Thursday, September 8, 2016

CS222: Teaching students to talk to the client

The theme for the second week of CS222 was Test-Driven Development, particularly the process of determining what test cases should go onto a Beck-style to-do list. I chose the context of a simple text analyzer—a tool with a simple JavaFX UI that takes input text and does some computation over it. The first example I walked through was word counting, just breaking up a string based on whitespace.

The second example I chose was average word length: given a string of words, what is their average length? I explained this to the students and, as an in-class exercise, they broke into ad hoc groups and started coming up with test cases. I gave them fifteen minutes or so, and then we shared our lists. Many of the groups realized that, in order to do average word length, we needed to be able to compute word length, although none of them explicitly extracted this as a separate problem. As they started sharing their test cases, they realized there were ambiguities: some groups were counting apostrophes and dashes as part of the word length, and some were not.

This was a great hook for me to intervene and talk about the dangers of assumptions. Rather than make something up that they wanted, they need to work with the client—or, in this case, the professor as client-surrogate. We also talked about how working on one task may reveal another dependency, and that we can make a separate TDD task list for that. We had some time left, so I told them to shift gears: come up with the list of test cases one could use to write a word length function.
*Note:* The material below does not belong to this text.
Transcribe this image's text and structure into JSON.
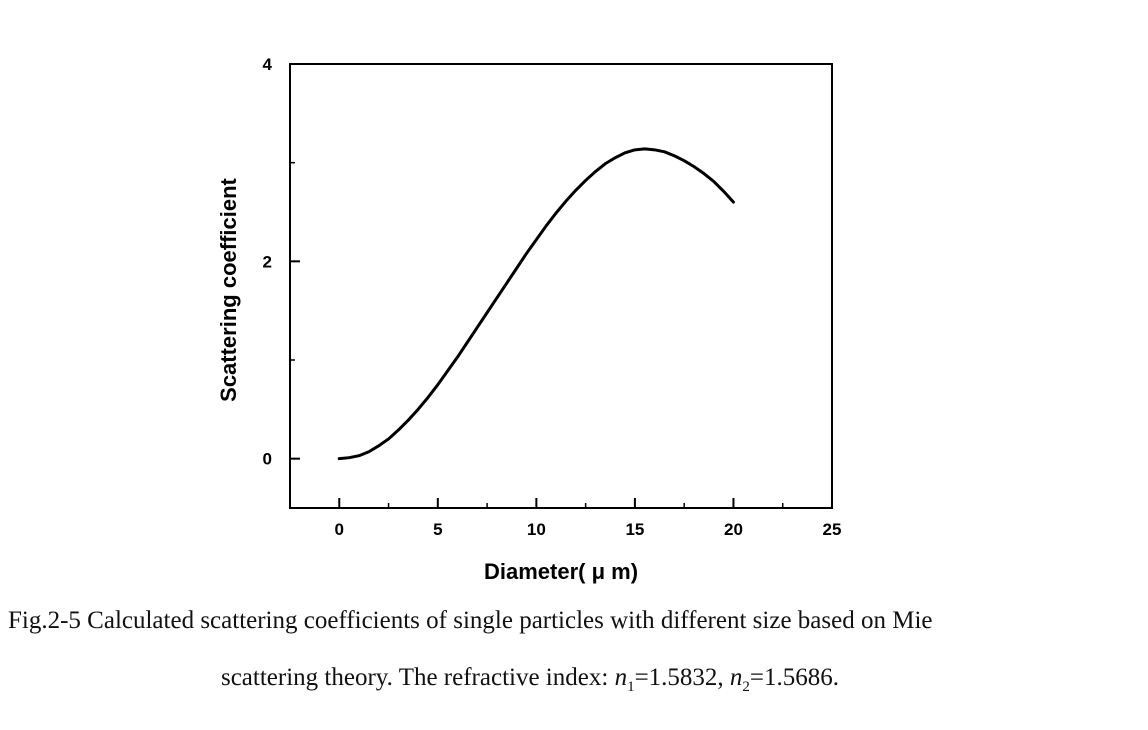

They started, and I wandered the room, giving them about five minutes to complete the task. Then, I stopped them, and informed them that they had all failed. The students looked up at me with a combination of confusion, terror, curiosity, and amusement. "Why," I asked, "did you all just fail?"

With a smile on her face indicating she knew exactly what had happened, a student said, "We just made stuff up. We did not ask the client how word length should be defined."

"Exactly."

It was one of those moments where you can feel the learning in the air.

I wrote down a shorter version of this story in my notes. It was a happy accident this time, but I think it's something I'd like to try to do again.